Amerika Serikat baru saja mengumumkan bahwa China akan menghadapi tarif baru yang sangat tinggi, mencapai 245 persen. Keputusan ini diambil sebagai respons terhadap tindakan pembalasan yang dilakukan oleh China.
Pernyataan ini disampaikan oleh Gedung Putih pada Selasa malam, 15 April 2025. Dalam pernyataan tersebut, pihak Gedung Putih menyebutkan bahwa lebih dari 75 negara telah menghubungi mereka untuk membahas kemungkinan kesepakatan perdagangan baru.

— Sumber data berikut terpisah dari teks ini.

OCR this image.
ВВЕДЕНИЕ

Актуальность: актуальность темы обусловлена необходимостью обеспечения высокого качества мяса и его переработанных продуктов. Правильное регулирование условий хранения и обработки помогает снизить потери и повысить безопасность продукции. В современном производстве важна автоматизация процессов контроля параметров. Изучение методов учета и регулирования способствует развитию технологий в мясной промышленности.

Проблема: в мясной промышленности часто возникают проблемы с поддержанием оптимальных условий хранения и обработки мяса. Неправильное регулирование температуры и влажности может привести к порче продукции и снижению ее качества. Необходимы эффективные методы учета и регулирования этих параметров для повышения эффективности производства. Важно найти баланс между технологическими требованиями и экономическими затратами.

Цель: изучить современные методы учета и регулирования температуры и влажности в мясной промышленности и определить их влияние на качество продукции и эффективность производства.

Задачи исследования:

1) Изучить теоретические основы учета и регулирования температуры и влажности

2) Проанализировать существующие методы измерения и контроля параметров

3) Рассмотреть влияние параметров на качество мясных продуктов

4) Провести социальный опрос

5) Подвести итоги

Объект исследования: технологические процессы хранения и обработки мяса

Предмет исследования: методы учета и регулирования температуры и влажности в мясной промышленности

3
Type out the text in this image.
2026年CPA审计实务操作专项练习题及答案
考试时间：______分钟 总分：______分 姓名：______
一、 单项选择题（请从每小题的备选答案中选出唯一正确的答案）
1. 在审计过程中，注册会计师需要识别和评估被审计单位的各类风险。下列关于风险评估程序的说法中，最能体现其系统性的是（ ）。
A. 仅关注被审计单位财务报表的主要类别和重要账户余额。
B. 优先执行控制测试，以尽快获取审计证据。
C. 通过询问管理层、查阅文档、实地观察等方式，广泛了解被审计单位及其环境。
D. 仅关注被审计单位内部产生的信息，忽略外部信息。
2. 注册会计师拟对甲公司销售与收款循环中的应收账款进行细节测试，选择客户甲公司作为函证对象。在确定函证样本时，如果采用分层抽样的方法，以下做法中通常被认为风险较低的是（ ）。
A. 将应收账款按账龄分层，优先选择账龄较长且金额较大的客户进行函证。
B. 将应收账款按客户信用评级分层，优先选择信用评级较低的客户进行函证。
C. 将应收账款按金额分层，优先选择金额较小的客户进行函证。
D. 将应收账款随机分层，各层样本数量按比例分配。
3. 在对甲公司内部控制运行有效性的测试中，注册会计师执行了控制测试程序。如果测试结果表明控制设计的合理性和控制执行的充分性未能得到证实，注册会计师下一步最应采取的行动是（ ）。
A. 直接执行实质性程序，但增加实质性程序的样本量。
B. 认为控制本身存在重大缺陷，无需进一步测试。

Namun, tarif yang lebih tinggi untuk negara lain akan dihentikan sementara selama proses diskusi ini berlangsung, kecuali untuk China.
Langkah ini menunjukkan ketegangan yang semakin meningkat antara Amerika Serikat dan China dalam hal perdagangan. Sebelumnya, kedua negara telah terlibat dalam serangkaian tarif yang saling dikenakan, yang telah mempengaruhi banyak perusahaan dan konsumen di seluruh dunia.
Tarif baru ini diharapkan dapat memberi dampak signifikan pada ekonomi China. Sebuah tarif sebesar 245 persen adalah angka yang sangat besar, dan dapat menyebabkan harga barang-barang asal China meningkat, yang pada gilirannya dapat mengurangi permintaan dari konsumen di Amerika Serikat.
Gedung Putih menegaskan bahwa keputusan ini diambil untuk melindungi kepentingan ekonomi Amerika Serikat dan untuk memastikan bahwa China bertindak adil dalam perdagangan internasional. Dalam beberapa tahun terakhir, Amerika Serikat telah mengeluhkan tentang praktik perdagangan yang dianggap tidak adil oleh China.
Dengan adanya pengumuman ini, banyak pihak yang berharap agar kedua negara dapat segera menyelesaikan permasalahan ini melalui dialog dan negosiasi. Namun, hingga saat ini, belum ada tanda-tanda bahwa situasi akan membaik.
Para pengamat ekonomi memperkirakan bahwa ketegangan ini dapat mempengaruhi pasar global dan mengubah cara negara-negara melakukan perdagangan satu sama lain. Oleh karena itu, situasi ini perlu diperhatikan dengan serius oleh semua pihak yang terlibat.
Kita akan terus mengikuti perkembangan berita ini dan bagaimana dampaknya terhadap ekonomi global ke depannya.